Amalima worked with four villages in Ward 1 (Empandeni East, Kwite, Mhlotshana, and Mkaya) to assess, plan, and construct Kwite Dam. The dam was constructed over two phases, which began in August 2016 and ended in August 2017. For phase 1, 200 workers (154 females, 46 males) focused on the dam’s super structure by constructing a 4.3-meter-high masonry wall, 550m in length at spillway level, and a seasonal stream. For phase 2, 151 workers (114 females, 37 males) constructed a silt trap, gabion basket, and some bolsters across water ways to reduce land degradation and dam siltation. The constructed dam is at least 20,000m3 large and contains enough water to remain at 90% capacity.

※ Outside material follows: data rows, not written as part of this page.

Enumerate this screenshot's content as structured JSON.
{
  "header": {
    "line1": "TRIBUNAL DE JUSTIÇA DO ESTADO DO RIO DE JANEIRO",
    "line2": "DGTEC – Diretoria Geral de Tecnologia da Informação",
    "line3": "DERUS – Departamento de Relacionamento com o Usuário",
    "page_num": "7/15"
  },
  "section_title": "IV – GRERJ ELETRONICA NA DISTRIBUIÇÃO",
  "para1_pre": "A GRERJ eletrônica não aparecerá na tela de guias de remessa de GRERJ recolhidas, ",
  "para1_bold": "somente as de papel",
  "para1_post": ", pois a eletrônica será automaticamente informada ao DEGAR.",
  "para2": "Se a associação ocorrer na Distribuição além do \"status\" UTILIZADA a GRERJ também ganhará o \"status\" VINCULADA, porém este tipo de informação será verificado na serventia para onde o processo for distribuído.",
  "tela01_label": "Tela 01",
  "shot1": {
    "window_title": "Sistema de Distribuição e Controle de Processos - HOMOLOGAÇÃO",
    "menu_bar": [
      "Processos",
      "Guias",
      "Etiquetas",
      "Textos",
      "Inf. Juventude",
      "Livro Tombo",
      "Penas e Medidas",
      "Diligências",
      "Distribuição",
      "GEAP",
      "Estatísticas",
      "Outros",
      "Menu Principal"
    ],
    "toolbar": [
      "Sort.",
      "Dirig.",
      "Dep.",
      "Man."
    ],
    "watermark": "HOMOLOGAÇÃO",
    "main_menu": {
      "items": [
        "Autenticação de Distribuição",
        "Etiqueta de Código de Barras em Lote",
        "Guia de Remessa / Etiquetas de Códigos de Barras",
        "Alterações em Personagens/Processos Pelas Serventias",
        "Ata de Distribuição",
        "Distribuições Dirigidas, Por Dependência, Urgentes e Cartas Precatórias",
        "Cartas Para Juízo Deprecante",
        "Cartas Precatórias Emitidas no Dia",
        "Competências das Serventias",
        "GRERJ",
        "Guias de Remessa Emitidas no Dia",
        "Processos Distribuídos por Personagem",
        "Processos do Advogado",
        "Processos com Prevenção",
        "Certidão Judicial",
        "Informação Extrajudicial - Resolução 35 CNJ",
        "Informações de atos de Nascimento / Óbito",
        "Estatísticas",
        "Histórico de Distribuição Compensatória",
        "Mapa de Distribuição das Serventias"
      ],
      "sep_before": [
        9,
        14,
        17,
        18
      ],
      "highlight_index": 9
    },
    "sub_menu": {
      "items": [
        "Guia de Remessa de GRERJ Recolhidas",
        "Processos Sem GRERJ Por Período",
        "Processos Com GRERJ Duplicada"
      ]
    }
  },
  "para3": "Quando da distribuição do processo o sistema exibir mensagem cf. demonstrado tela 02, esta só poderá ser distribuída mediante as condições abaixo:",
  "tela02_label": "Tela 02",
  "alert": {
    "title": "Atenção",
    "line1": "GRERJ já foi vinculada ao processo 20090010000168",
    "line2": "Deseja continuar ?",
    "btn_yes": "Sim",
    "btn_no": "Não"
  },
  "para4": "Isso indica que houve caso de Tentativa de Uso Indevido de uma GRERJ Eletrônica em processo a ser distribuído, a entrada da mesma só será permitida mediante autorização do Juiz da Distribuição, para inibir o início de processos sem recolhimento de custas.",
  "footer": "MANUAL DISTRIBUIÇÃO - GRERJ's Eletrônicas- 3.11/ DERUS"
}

The dam provides water to 558 households and at least 3,500 livestock (including donkeys, cattle, goats, and sheep). This reduces the burden on women who previously travelled up to 10 kilometers with their livestock to access water points. In times of drought, the surrounding community from Ward 1 and Ward 13 can access water from the dam for domestic use.

Watershed around Kwite Dam

To support the sustainability of the dam, Amalima worked with the community to create a seven member (3 females, 4 males) AMC responsible for operating and maintaining the dam’s water system. The AMC was trained in sustainable environmental management, constitution development, fundraising, conflict resolution and maintenance of the dam. The AMC was also linked to relevant government ministries and departments including the Department of Agricultural, Technical, and Extension Services (AGRITEX), and the District Fund. The committee meets monthly, as reflected by their constitution, to discuss their operations and maintenance of the dam. Based on these meetings the committee will engage local leadership to mobilize community members and raise funds for additional construction and maintenance.

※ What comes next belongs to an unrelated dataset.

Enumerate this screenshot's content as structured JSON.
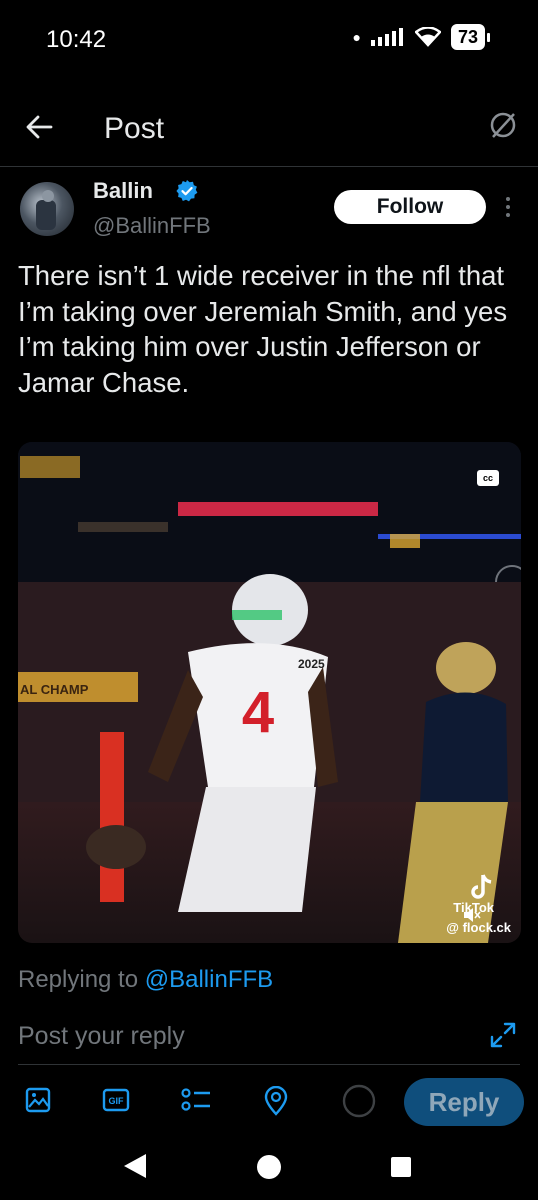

In 2018, the committee engaged local leadership to expand their conservation works. Following a look and learn visit facilitated by Amalima to another dam constructed by Amalima,Makhelwane dam, the committee was motivated to improve the watershed of their dam by curbing soil erosion around the dam.  Using knowledge gained from the look and learn visit, the committee engaged local leadership to share their vision of protecting the dam from silt with the rest of the community. As a result, 126 community members (107 females, 19 males) came together to create barriers using stones and indigenous plants to slow the flow of water and reduce the amount of silt entering the dam. Nearby farmers located upstream from the dam were also instructed to dig contours in their dryland fields to reduce erosionThe community members were a mix of former C/FFA workers and new participants that worked twice a week, donating their time from 7 am – 9 am, until the conservation works were complete. As a result, 19 hectares within the dam’s catchment area was protected.

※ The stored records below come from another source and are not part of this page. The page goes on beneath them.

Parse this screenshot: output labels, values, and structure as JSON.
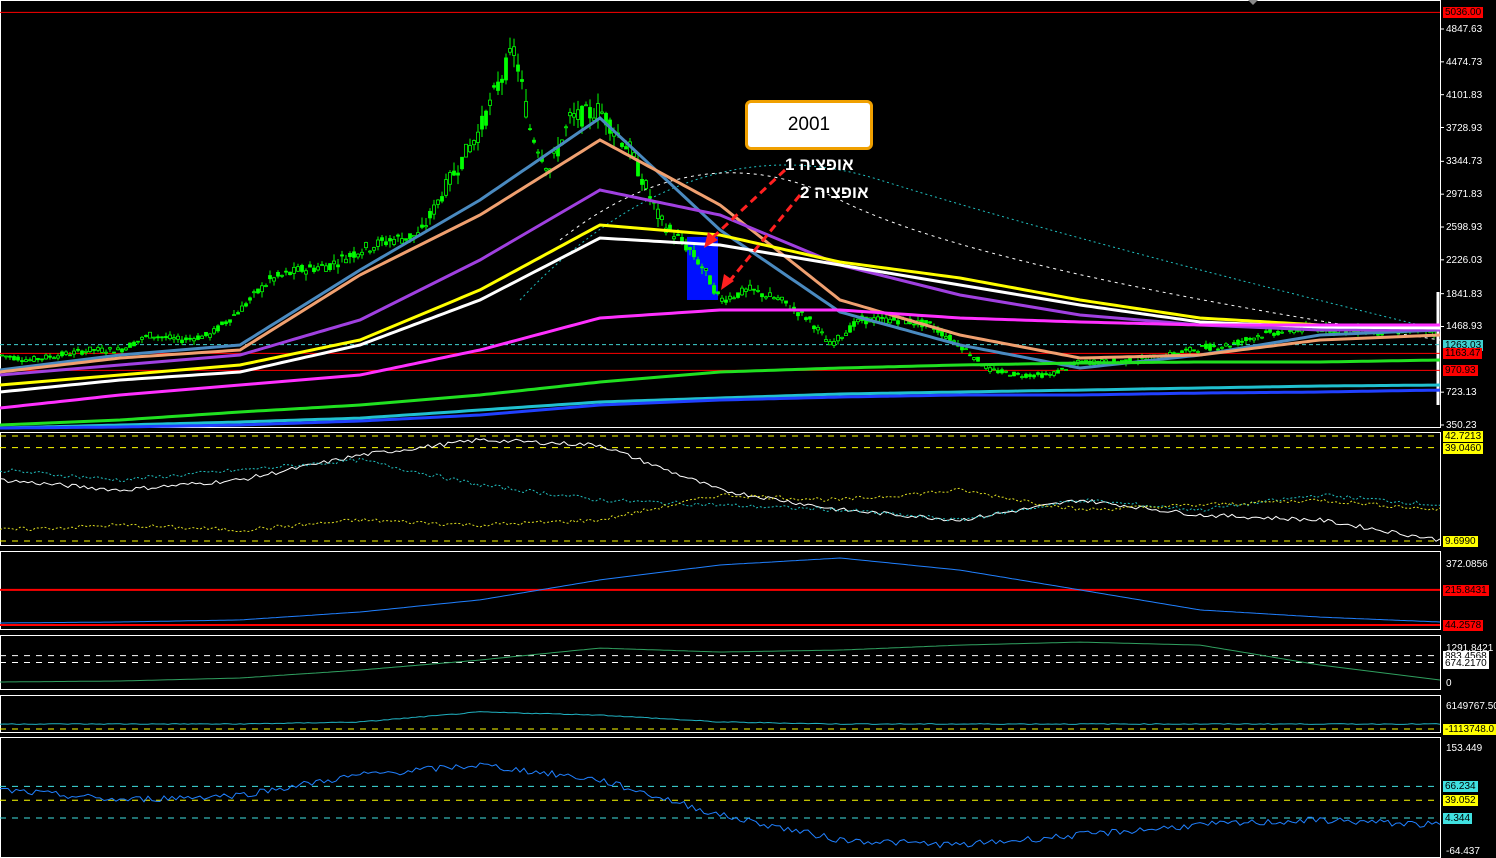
{
  "chart_data": {
    "type": "line",
    "title": "",
    "x_index": [
      0,
      1,
      2,
      3,
      4,
      5,
      6,
      7,
      8,
      9,
      10,
      11,
      12
    ],
    "main": {
      "ylim": [
        350.23,
        5036.0
      ],
      "ticks": [
        "4847.63",
        "4474.73",
        "4101.83",
        "3728.93",
        "3344.73",
        "2971.83",
        "2598.93",
        "2226.03",
        "1841.83",
        "1468.93",
        "723.13",
        "350.23"
      ],
      "tick_values": [
        4847.63,
        4474.73,
        4101.83,
        3728.93,
        3344.73,
        2971.83,
        2598.93,
        2226.03,
        1841.83,
        1468.93,
        723.13,
        350.23
      ],
      "price_x": [
        0,
        0.25,
        0.5,
        0.75,
        1,
        1.25,
        1.5,
        1.75,
        2,
        2.25,
        2.5,
        2.75,
        3,
        3.25,
        3.5,
        3.75,
        4,
        4.17,
        4.29,
        4.42,
        4.58,
        4.75,
        5,
        5.25,
        5.5,
        5.75,
        5.87,
        6,
        6.25,
        6.5,
        6.75,
        6.92,
        7.17,
        7.5,
        7.75,
        8,
        8.25,
        8.5,
        8.75,
        9,
        9.25,
        9.5,
        9.75,
        10,
        10.25,
        10.5,
        10.75,
        11,
        11.25,
        11.5,
        11.75,
        12
      ],
      "price": [
        1145,
        1088,
        1145,
        1202,
        1202,
        1372,
        1316,
        1372,
        1656,
        1997,
        2110,
        2167,
        2338,
        2451,
        2508,
        3133,
        3700,
        4268,
        4609,
        3700,
        3246,
        3814,
        3927,
        3473,
        2678,
        2338,
        2110,
        1770,
        1884,
        1770,
        1543,
        1259,
        1543,
        1543,
        1486,
        1259,
        975,
        918,
        918,
        1066,
        1066,
        1088,
        1145,
        1225,
        1259,
        1372,
        1429,
        1452,
        1429,
        1406,
        1429,
        1372
      ],
      "series": [
        {
          "name": "ma-steelblue",
          "color": "#4a8ac0",
          "values": [
            975,
            1145,
            1259,
            2110,
            2906,
            3837,
            2565,
            1634,
            1259,
            997,
            1145,
            1372,
            1429
          ]
        },
        {
          "name": "ma-orange",
          "color": "#f0a070",
          "values": [
            952,
            1111,
            1202,
            2054,
            2735,
            3587,
            2849,
            1770,
            1372,
            1111,
            1145,
            1316,
            1372
          ]
        },
        {
          "name": "ma-purple",
          "color": "#a040e0",
          "values": [
            918,
            1032,
            1145,
            1543,
            2224,
            3019,
            2735,
            2167,
            1827,
            1600,
            1486,
            1429,
            1429
          ]
        },
        {
          "name": "ma-yellow",
          "color": "#ffff00",
          "values": [
            804,
            918,
            1032,
            1316,
            1884,
            2622,
            2508,
            2201,
            2020,
            1770,
            1565,
            1486,
            1486
          ]
        },
        {
          "name": "ma-white",
          "color": "#ffffff",
          "values": [
            725,
            861,
            952,
            1259,
            1770,
            2474,
            2394,
            2167,
            1940,
            1713,
            1520,
            1463,
            1452
          ]
        },
        {
          "name": "ma-magenta",
          "color": "#ff30ff",
          "values": [
            543,
            691,
            804,
            918,
            1202,
            1565,
            1656,
            1656,
            1565,
            1520,
            1486,
            1486,
            1486
          ]
        },
        {
          "name": "ma-green",
          "color": "#20e020",
          "values": [
            350,
            407,
            498,
            577,
            691,
            838,
            952,
            997,
            1032,
            1054,
            1066,
            1066,
            1088
          ]
        },
        {
          "name": "ma-cyan",
          "color": "#20c0d0",
          "values": [
            316,
            350,
            384,
            429,
            520,
            611,
            657,
            702,
            725,
            747,
            770,
            793,
            804
          ]
        },
        {
          "name": "ma-blue",
          "color": "#2040ff",
          "values": [
            316,
            327,
            350,
            396,
            464,
            577,
            634,
            668,
            691,
            691,
            713,
            725,
            747
          ]
        }
      ],
      "levels": [
        {
          "value": 5036.0,
          "label": "5036.00",
          "color": "#ff0000",
          "style": "solid"
        },
        {
          "value": 1263.03,
          "label": "1263.03",
          "color": "#40d0d0",
          "style": "dashed"
        },
        {
          "value": 1163.47,
          "label": "1163.47",
          "color": "#ff0000",
          "style": "solid"
        },
        {
          "value": 970.93,
          "label": "970.93",
          "color": "#ff0000",
          "style": "solid"
        }
      ],
      "highlight_range": [
        1770,
        2487
      ],
      "annotation_box": "2001",
      "option1": "אופציה 1",
      "option2": "אופציה 2"
    },
    "panel2": {
      "ylim": [
        9.699,
        42.7213
      ],
      "series": [
        {
          "name": "white",
          "color": "#ffffff",
          "dash": false,
          "values": [
            28.9,
            25.7,
            28.9,
            36.7,
            41.5,
            39.9,
            25.7,
            19.5,
            16.3,
            22.6,
            17.9,
            16.3,
            10.0
          ]
        },
        {
          "name": "cyan",
          "color": "#20c0c0",
          "dash": true,
          "values": [
            32.0,
            28.9,
            32.0,
            35.2,
            27.3,
            22.6,
            21.0,
            19.5,
            16.3,
            22.6,
            19.5,
            24.2,
            21.0
          ]
        },
        {
          "name": "yellow",
          "color": "#e0e020",
          "dash": true,
          "values": [
            13.1,
            14.7,
            13.1,
            16.3,
            14.7,
            16.3,
            24.2,
            22.6,
            25.7,
            19.5,
            21.0,
            22.6,
            19.5
          ]
        }
      ],
      "levels": [
        {
          "value": 42.7213,
          "label": "42.7213",
          "color": "#ffff00"
        },
        {
          "value": 39.046,
          "label": "39.0460",
          "color": "#ffff00"
        },
        {
          "value": 9.699,
          "label": "9.6990",
          "color": "#ffff00"
        }
      ]
    },
    "panel3": {
      "ylim": [
        44.2578,
        372.0856
      ],
      "max_label": "372.0856",
      "series": [
        {
          "name": "blue",
          "color": "#2080ff",
          "dash": false,
          "values": [
            54,
            59,
            69,
            108,
            167,
            265,
            338,
            372,
            313,
            216,
            118,
            83,
            59
          ]
        }
      ],
      "levels": [
        {
          "value": 215.8431,
          "label": "215.8431",
          "color": "#ff0000"
        },
        {
          "value": 44.2578,
          "label": "44.2578",
          "color": "#ff0000"
        }
      ]
    },
    "panel4": {
      "ylim": [
        0,
        1291.8421
      ],
      "max_label": "1291.8421",
      "min_label": "0",
      "series": [
        {
          "name": "green",
          "color": "#30a060",
          "dash": false,
          "values": [
            90,
            120,
            210,
            450,
            750,
            1110,
            990,
            1050,
            1200,
            1290,
            1200,
            600,
            150
          ]
        }
      ],
      "levels": [
        {
          "value": 883.4568,
          "label": "883.4568",
          "color": "#ffffff"
        },
        {
          "value": 674.217,
          "label": "674.2170",
          "color": "#ffffff"
        }
      ]
    },
    "panel5": {
      "ylim": [
        -1113748.0,
        6149767.5
      ],
      "max_label": "6149767.50",
      "series": [
        {
          "name": "cyan",
          "color": "#20b0c0",
          "dash": false,
          "values": [
            138600,
            138600,
            138600,
            639500,
            3144000,
            2392000,
            639500,
            138600,
            138600,
            138600,
            138600,
            138600,
            138600
          ]
        }
      ],
      "levels": [
        {
          "value": -1113748.0,
          "label": "-1113748.0",
          "color": "#ffff00"
        }
      ]
    },
    "panel6": {
      "ylim": [
        -64.437,
        153.449
      ],
      "max_label": "153.449",
      "min_label": "-64.437",
      "series": [
        {
          "name": "blue",
          "color": "#2080ff",
          "dash": false,
          "values": [
            59.2,
            39.6,
            49.4,
            88.7,
            108.3,
            78.9,
            10.1,
            -38.9,
            -48.8,
            -29.1,
            -9.5,
            0.3,
            -9.5
          ]
        }
      ],
      "levels": [
        {
          "value": 66.234,
          "label": "66.234",
          "color": "#40e0e0"
        },
        {
          "value": 39.052,
          "label": "39.052",
          "color": "#ffff00"
        },
        {
          "value": 4.344,
          "label": "4.344",
          "color": "#40e0e0"
        }
      ]
    }
  }
}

Moving forward, Kwite AMC plans to continue mobilizing resources to fence off the dam and provide maintenance as needed. The AMC also has plans to establish two productive activities – a fish farm for local consumption and an apiary to produce honey for sale. The AMC plans to continue working with local leadership and government stakeholders to ensure the dam is well protected and can be better utilized by the surrounding community.